I grew up at 5 Gaines Street in the city of Binghamton, New York in the 1950s and ’60s. It was only a one-block street, yet it was heavily traveled.
Let me describe the odd (south) side of the street when I grew up. At the corner of Front Street was O’Leary’s store. That’s where I would go to buy my father’s Winston cigarettes.
1 Gaines, a gray building, had a couple different families there. The guy at the latter house decided to take down an old tree. My father told the guy that the tree was going to crash into their house. The guy told my dad, essentially, MYOB. My dad was right.
5 Gaines was a small two-family dwelling with green asbestos covering. My parents and I lived upstairs for a time but we moved downstairs before my sister Leslie was born. My father’s parents, McKinley and Agatha, moved upstairs.

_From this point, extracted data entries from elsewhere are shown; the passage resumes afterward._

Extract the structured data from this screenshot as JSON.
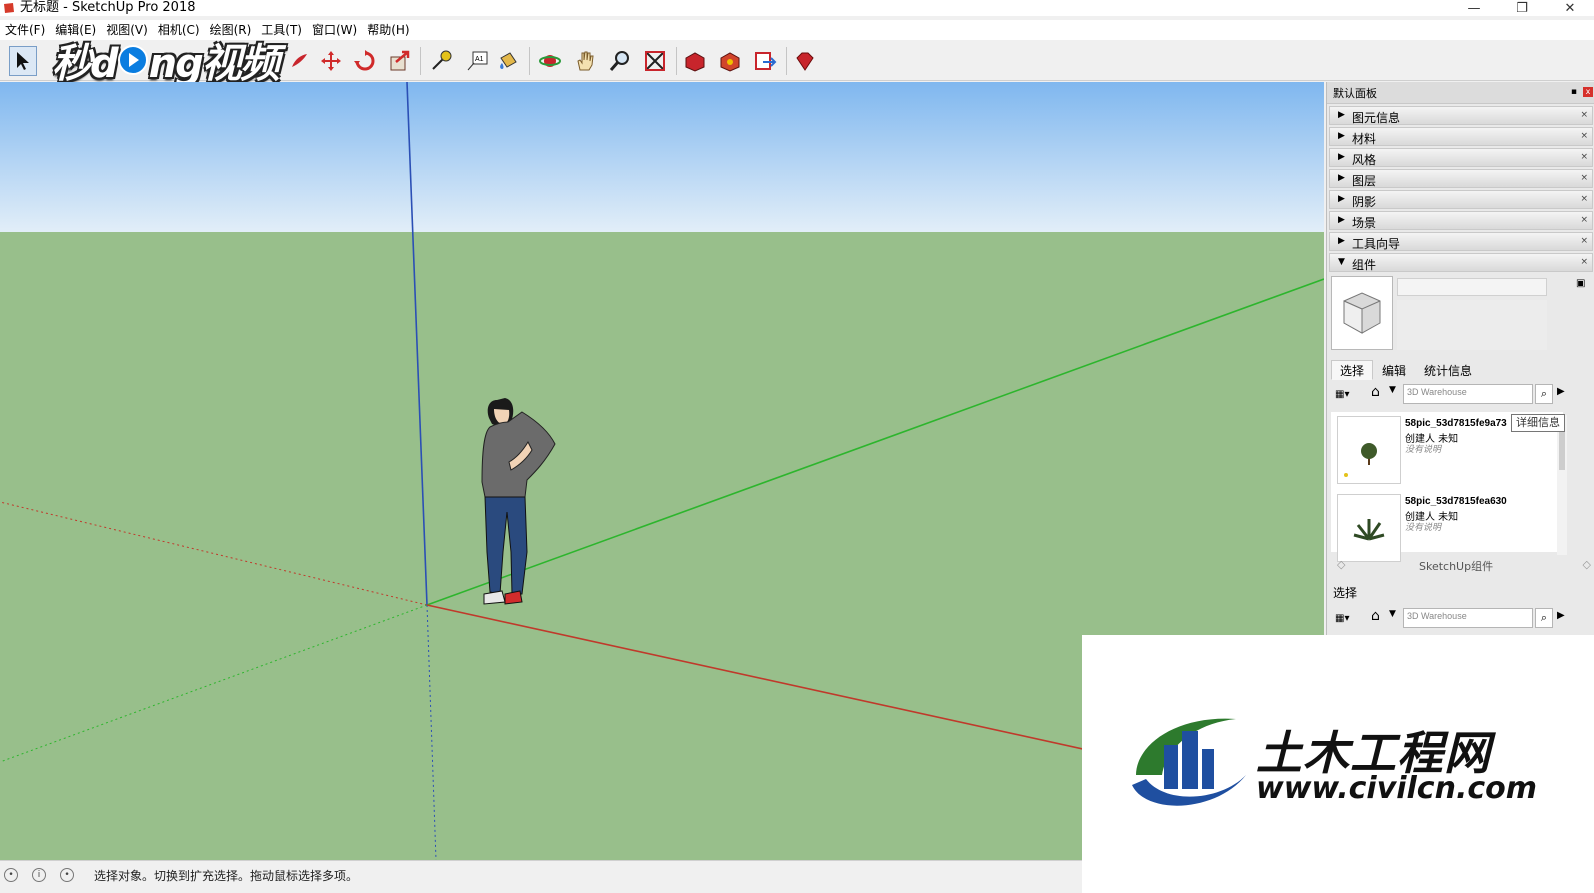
{
  "window": {
    "title": "无标题 - SketchUp Pro 2018",
    "min_glyph": "—",
    "restore_glyph": "❐",
    "close_glyph": "✕"
  },
  "menu": [
    "文件(F)",
    "编辑(E)",
    "视图(V)",
    "相机(C)",
    "绘图(R)",
    "工具(T)",
    "窗口(W)",
    "帮助(H)"
  ],
  "watermark_top": {
    "part1": "秒d",
    "part2": "ng视频"
  },
  "toolbar_icons": [
    "select-icon",
    "paint-icon",
    "move-icon",
    "rotate-icon",
    "push-pull-icon",
    "tape-measure-icon",
    "text-icon",
    "paint-bucket-icon",
    "orbit-icon",
    "pan-icon",
    "zoom-icon",
    "zoom-extents-icon",
    "warehouse-icon",
    "extension-warehouse-icon",
    "send-to-layout-icon",
    "ruby-icon"
  ],
  "panel": {
    "title": "默认面板",
    "trays": [
      {
        "label": "图元信息",
        "expanded": false
      },
      {
        "label": "材料",
        "expanded": false
      },
      {
        "label": "风格",
        "expanded": false
      },
      {
        "label": "图层",
        "expanded": false
      },
      {
        "label": "阴影",
        "expanded": false
      },
      {
        "label": "场景",
        "expanded": false
      },
      {
        "label": "工具向导",
        "expanded": false
      },
      {
        "label": "组件",
        "expanded": true
      }
    ],
    "tabs": [
      "选择",
      "编辑",
      "统计信息"
    ],
    "search_placeholder": "3D Warehouse",
    "tooltip": "详细信息",
    "results": [
      {
        "name": "58pic_53d7815fe9a73",
        "author": "创建人 未知",
        "desc": "没有说明"
      },
      {
        "name": "58pic_53d7815fea630",
        "author": "创建人 未知",
        "desc": "没有说明"
      }
    ],
    "nav_label": "SketchUp组件",
    "section2_title": "选择",
    "search2_placeholder": "3D Warehouse"
  },
  "status": {
    "text": "选择对象。切换到扩充选择。拖动鼠标选择多项。"
  },
  "watermark_box": {
    "cn": "土木工程网",
    "url": "www.civilcn.com"
  },
  "colors": {
    "sky_top": "#7fb7ef",
    "sky_bottom": "#e2eef8",
    "ground": "#98bf8b",
    "axis_blue": "#2b4fb5",
    "axis_green": "#2db52d",
    "axis_red": "#c0392b"
  }
}
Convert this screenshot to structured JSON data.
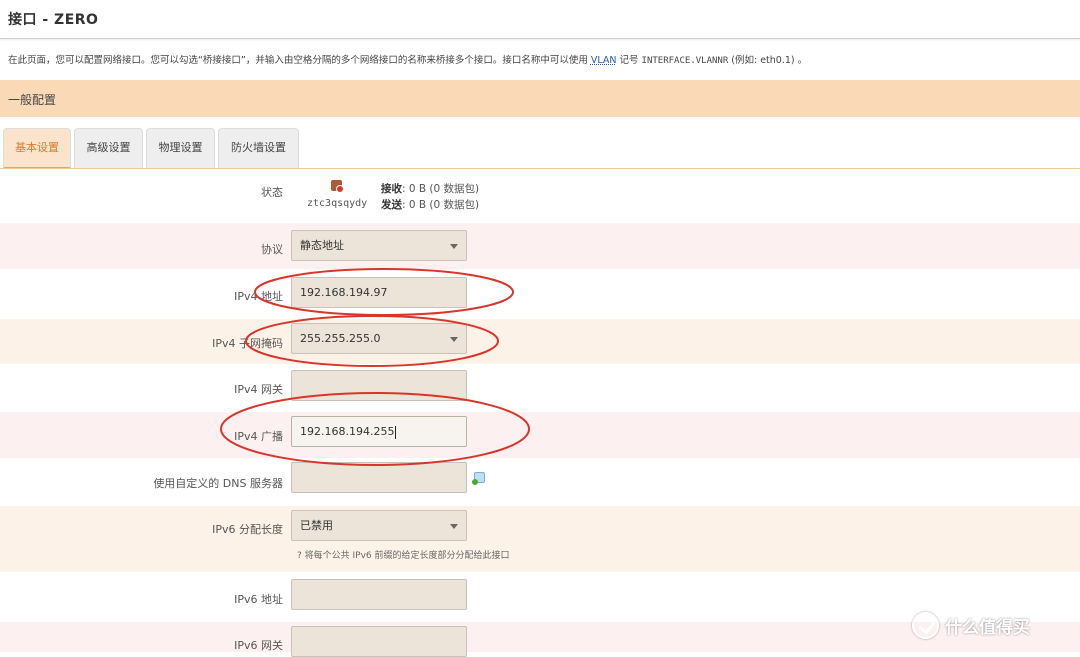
{
  "title": "接口 - ZERO",
  "description": {
    "before": "在此页面，您可以配置网络接口。您可以勾选“桥接接口”，并输入由空格分隔的多个网络接口的名称来桥接多个接口。接口名称中可以使用 ",
    "vlan": "VLAN",
    "middle": " 记号 ",
    "code": "INTERFACE.VLANNR",
    "after": " (例如: eth0.1) 。"
  },
  "section_title": "一般配置",
  "tabs": [
    {
      "label": "基本设置",
      "active": true
    },
    {
      "label": "高级设置",
      "active": false
    },
    {
      "label": "物理设置",
      "active": false
    },
    {
      "label": "防火墙设置",
      "active": false
    }
  ],
  "status": {
    "label": "状态",
    "icon": "network-status-icon",
    "interface": "ztc3qsqydy",
    "rx_label": "接收",
    "rx_value": ": 0 B (0 数据包)",
    "tx_label": "发送",
    "tx_value": ": 0 B (0 数据包)"
  },
  "fields": {
    "protocol": {
      "label": "协议",
      "value": "静态地址"
    },
    "ipv4_address": {
      "label": "IPv4 地址",
      "value": "192.168.194.97"
    },
    "ipv4_netmask": {
      "label": "IPv4 子网掩码",
      "value": "255.255.255.0"
    },
    "ipv4_gateway": {
      "label": "IPv4 网关",
      "value": ""
    },
    "ipv4_broadcast": {
      "label": "IPv4 广播",
      "value": "192.168.194.255"
    },
    "dns": {
      "label": "使用自定义的 DNS 服务器",
      "value": ""
    },
    "ipv6_assign": {
      "label": "IPv6 分配长度",
      "value": "已禁用",
      "hint": "将每个公共 IPv6 前缀的给定长度部分分配给此接口"
    },
    "ipv6_address": {
      "label": "IPv6 地址",
      "value": ""
    },
    "ipv6_gateway": {
      "label": "IPv6 网关",
      "value": ""
    }
  },
  "annotation_color": "#d9362b",
  "watermark": "什么值得买"
}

11 Gaines was yellow and had a huge lot that included chickens and a pretty large garden. When my sisters and I played in our back yard, our balls, Frisbees, et al inevitably went over the fence and we had to climb it to retrieve our stuff without being caught by their dogs. The Saliby (sp) family lived there. There was a boy named Mike.
13 Gaines was white with green trim and had the Greenes living there. We played with Danny, roughly the age of my younger sister. We were always getting their mail, and vice versa.
We really didn’t see the folks at 15 Gaines. There was a usually abandoned store on the corner of Oak Street.
On the north side, Ryan’s bar was at the corner of Front Street. The factory across the street went through so many owners I no longer remember any specific business. I know my sister Leslie had friends across the street.
Why was the road so busy? Canny’s trucking was on Spring Forest Avenue. The vehicles would turn right on Oak, then left onto Gaines before going left or occasionally right on Front.
I believe some rascally children would hit the trailer part of the vehicles with snowballs each winter. Occasionally, the truck driver would stop, and the kids would scatter.